Eine kleine Kiste mit Tasten, die Monitore sind – und die Tastatur erweitern! Entdeckt habe ich Stream Deck, als ich Video-Tutorials aufnehmen wollte und passende Software recherchiert habe. Stream Deck wird von Elgato verkauft, die für ihre Game- und Video-Capture-Karten bekannt sind. Ich benutze es zusammen mit OBS Studio, einer kostenlosen Open-Source-Software für Videoaufnahmen und Livestreaming, welche sich im Vergleich zu kommerziellen Lösungen nicht verstecken muss (ein echter Geheimtipp: obsproject.com). Die 140 Euro haben mich schon überlegen lassen, ob ich das wirklich brauche, aber wie gesagt, ich wollte sowas schon immer mein Eigen nennen.
Elgato Stream Deck im Test
Elgato Stream Deck im Test

Zunächst mal die Hardware: Stream Deck hat 15 LCD-Tasten und wird über USB angeschlossen.

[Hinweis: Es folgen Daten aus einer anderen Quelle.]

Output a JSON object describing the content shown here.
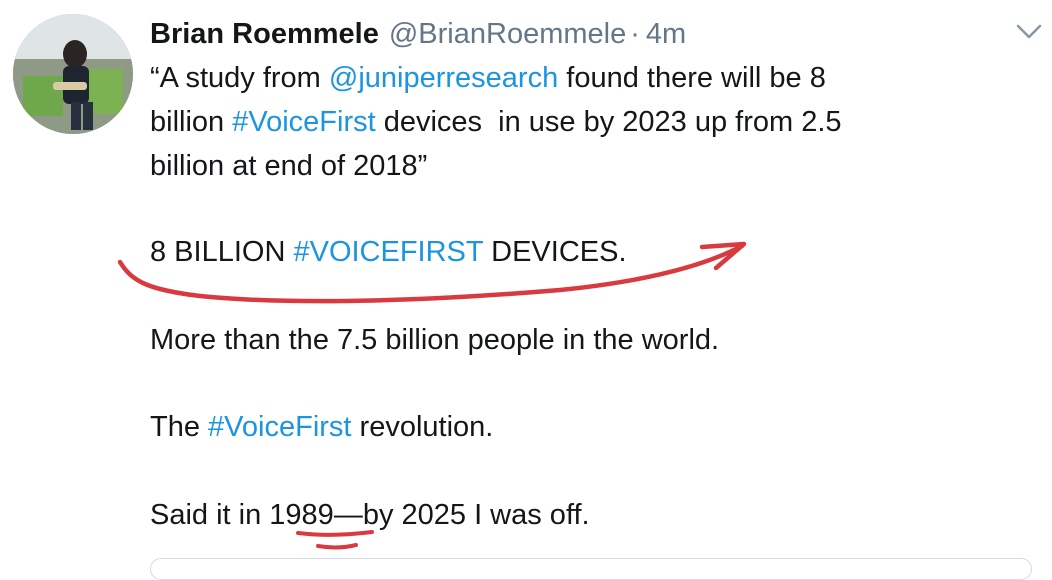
{
  "tweet": {
    "display_name": "Brian Roemmele",
    "handle": "@BrianRoemmele",
    "separator": "·",
    "timestamp": "4m",
    "avatar_icon": "user-avatar-photo",
    "menu_icon": "chevron-down-icon",
    "paragraphs": {
      "p1": {
        "segments": [
          {
            "text": "“A study from ",
            "link": false
          },
          {
            "text": "@juniperresearch",
            "link": true
          },
          {
            "text": " found there will be 8",
            "link": false
          }
        ],
        "line2": [
          {
            "text": "billion ",
            "link": false
          },
          {
            "text": "#VoiceFirst",
            "link": true
          },
          {
            "text": " devices  in use by 2023 up from 2.5",
            "link": false
          }
        ],
        "line3": "billion at end of 2018”"
      },
      "p2": {
        "before": "8 BILLION ",
        "hashtag": "#VOICEFIRST",
        "after": " DEVICES."
      },
      "p3": "More than the 7.5 billion people in the world.",
      "p4": {
        "before": "The ",
        "hashtag": "#VoiceFirst",
        "after": " revolution."
      },
      "p5": {
        "before": "Said it in ",
        "year": "1989",
        "after": "—by 2025 I was off."
      }
    }
  },
  "colors": {
    "text": "#14171a",
    "muted": "#657786",
    "link": "#1b95e0",
    "annotation": "#d93a3f"
  }
}
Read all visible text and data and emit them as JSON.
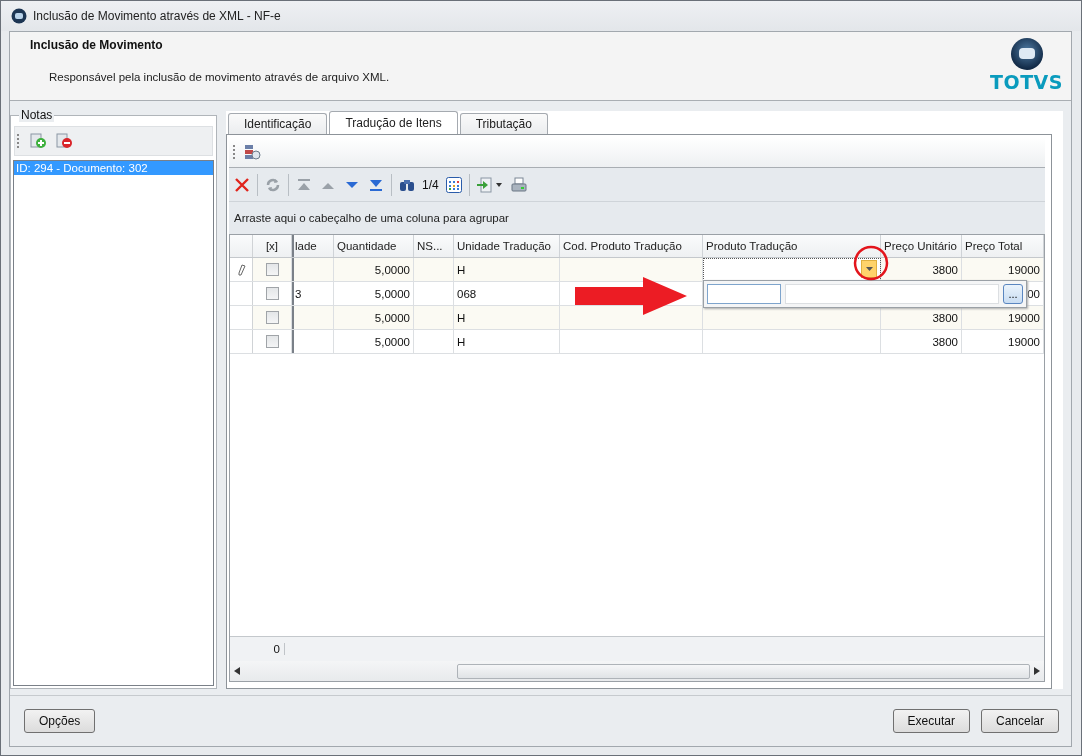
{
  "window": {
    "title": "Inclusão de Movimento através de XML - NF-e"
  },
  "header": {
    "title": "Inclusão de Movimento",
    "description": "Responsável pela inclusão de movimento através de arquivo XML.",
    "logo_text": "TOTVS"
  },
  "notes_panel": {
    "title": "Notas",
    "items": [
      {
        "label": "ID: 294 - Documento: 302",
        "selected": true
      }
    ]
  },
  "tabs": [
    {
      "label": "Identificação",
      "selected": false
    },
    {
      "label": "Tradução de Itens",
      "selected": true
    },
    {
      "label": "Tributação",
      "selected": false
    }
  ],
  "pager": "1/4",
  "group_hint": "Arraste aqui o cabeçalho de uma coluna para agrupar",
  "table": {
    "checkbox_header": "[x]",
    "columns": [
      "lade",
      "Quantidade",
      "NS...",
      "Unidade Tradução",
      "Cod. Produto Tradução",
      "Produto Tradução",
      "Preço Unitário",
      "Preço Total"
    ],
    "rows": [
      {
        "editing": true,
        "checked": false,
        "cells": [
          "",
          "5,0000",
          "",
          "H",
          "",
          "",
          "3800",
          "19000"
        ]
      },
      {
        "editing": false,
        "checked": false,
        "cells": [
          "3",
          "5,0000",
          "",
          "068",
          "",
          "",
          "",
          "00"
        ]
      },
      {
        "editing": false,
        "checked": false,
        "cells": [
          "",
          "5,0000",
          "",
          "H",
          "",
          "",
          "3800",
          "19000"
        ]
      },
      {
        "editing": false,
        "checked": false,
        "cells": [
          "",
          "5,0000",
          "",
          "H",
          "",
          "",
          "3800",
          "19000"
        ]
      }
    ]
  },
  "lookup_popup": {
    "browse_button": "..."
  },
  "footer_count": "0",
  "annotations": {
    "arrow": true,
    "dropdown_circled": true
  },
  "footer": {
    "left_buttons": [
      "Opções"
    ],
    "right_buttons": [
      "Executar",
      "Cancelar"
    ]
  }
}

Die kleine Kiste macht einen sehr soliden Eindruck, wiegt ca. 150 Gramm, das Kabel ist ca. 1,4 Meter kurz. Dazu kommt noch ein justierbarer Plastikständer (44 Gramm), der schon etwas schwächlich, dünn und wackelig ist. Aber nichts, was nicht mit Tape und einem Stein als Gewicht verbessert werden könnte. Die Tasten sind auch nicht mechanisch, sondern etwas wackelig und haben einen sehr sonderbaren Druckpunkt. Wenn nicht genau die Mitte getroffen wird, kann es auch gerne zweimal auslösen. Aber ich habe mich schnell daran gewöhnt und benutze die Tasten ja auch nicht zum Zocken. Die Mini-Displays haben jeweils eine Auflösung von 72×72 Pixeln und sind auch nichts Besonderes, tun aber den Job. Für MMORPG-Gaming ist das Ding jedoch nicht zu gebrauchen, wer da Pläne hegt. Ich würde sagen, es ist maximal Semiprofiqualität, aber für den Preis schon völlig ok.

Software

Die Stream-Deck-Software, hier in Version 3.1 (22.6.2018), bekommt regelmäßige Updates (hier Win10), es gibt aber auch eine Version für Mac OS 10.11. Einige Programme werden sozusagen nativ unterstützt – Actions sind vorkonfiguriert und nutzen nicht Keyboard-Hotkeys, sondern sie sind per API verbunden. So kann ich zum Beispiel in meiner 3D-Software arbeiten und die Aufnahme des Videos starten oder beenden, ohne OBS im Fokus zu haben.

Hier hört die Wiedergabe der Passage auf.